I almost didn’t call her back. It probably wouldn’t have been a surprise to her. I didn’t know it at the time, but up until then she was afflicted with what her sister called The Two Date Curse.
Our first date was great. We didn’t go home after leaving the bar, but instead moved down the street to a second to keep the date going. We each had one more drink, but then the waitress seemed to forget about us. We waited, and waited, and then waited some more. There wouldn’t be time for another drink; at this point we just needed the check.
The hour was growing near when my train would be leaving the station, and I had to get home. I eventually left her to wait some more alone and, after sprinting through Downtown Crossing towards South Station, barely caught the train.
I paid for the drinks that evening, which was how I knew I wanted to see her again. If I didn’t want a second date, I would have accepted her offer to go Dutch. I split the bill on a lot of dates, and it was still costing me a fortune. I had a line item in my budget for dates, and I even managed to occasionally pull off a date with one girl at 6:00 and another at 8:00. I even had it worked out how I could have squeezed in a third girl at 10:00, but it never came to that.

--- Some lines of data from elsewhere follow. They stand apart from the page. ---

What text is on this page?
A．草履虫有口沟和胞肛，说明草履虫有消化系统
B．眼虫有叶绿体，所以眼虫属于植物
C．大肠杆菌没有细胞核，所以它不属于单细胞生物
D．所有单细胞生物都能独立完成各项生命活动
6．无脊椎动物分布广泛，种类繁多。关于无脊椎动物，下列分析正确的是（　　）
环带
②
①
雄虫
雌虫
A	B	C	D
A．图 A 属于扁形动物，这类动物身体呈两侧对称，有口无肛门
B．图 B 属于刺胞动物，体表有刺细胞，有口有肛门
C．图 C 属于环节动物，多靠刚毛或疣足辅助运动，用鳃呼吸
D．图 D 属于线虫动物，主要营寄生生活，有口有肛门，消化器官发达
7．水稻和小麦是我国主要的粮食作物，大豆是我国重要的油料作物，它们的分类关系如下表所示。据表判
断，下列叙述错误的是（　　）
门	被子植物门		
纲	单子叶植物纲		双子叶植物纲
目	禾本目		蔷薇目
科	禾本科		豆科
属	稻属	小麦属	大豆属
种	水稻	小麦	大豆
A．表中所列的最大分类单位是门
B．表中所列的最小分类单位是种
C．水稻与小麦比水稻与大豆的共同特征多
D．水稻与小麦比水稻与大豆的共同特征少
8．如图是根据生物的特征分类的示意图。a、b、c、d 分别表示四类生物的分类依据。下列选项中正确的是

On this particular second date, I learned just what a lightweight she was. We were two beers in, and she was clearly feeling them both. She was also far more nervous than on our first date, and that manifested itself in a shrillness in her voice.
As we sat in whatever hipster Davis Square establishment we were patronizing that evening, I thought that this might be the end of it and I would be on to the next girl. Something obviously changed, because this girl has since agreed to marry me.
I have been thinking about this a lot lately, and not only because she will be the last girl I ever date. A friend has recently written about how difficult it is to make friends as a post-college adult, and recently The Art of Manliness posted about the 3-Encounter Rule. That is, you really need to spend time with someone three times before you know if there is potential for a relationship–platonic, romantic, or otherwise–there.
Though I dated a lot of great girls, very few of them got to a third date. Don’t get me wrong: I am very happy with Lilli and can’t wait to marry her. Still, I can’t help but to think how my life may have been different if I had given some of these other girls a bit more of a chance. Lilli’s experience, what with her Two Date Curse, and even Aziz Ansari’s love life for that matter, leads me to believe this is more common than it should be.
Next weekend we are going out with another couple for the second time. I obviously enjoyed our first encounter, and we will see if there is a third. I hope there is, not only because I enjoyed the first time so much, but because I need to break my own two date curse. You can never have too many friends, but I have had far too few third dates.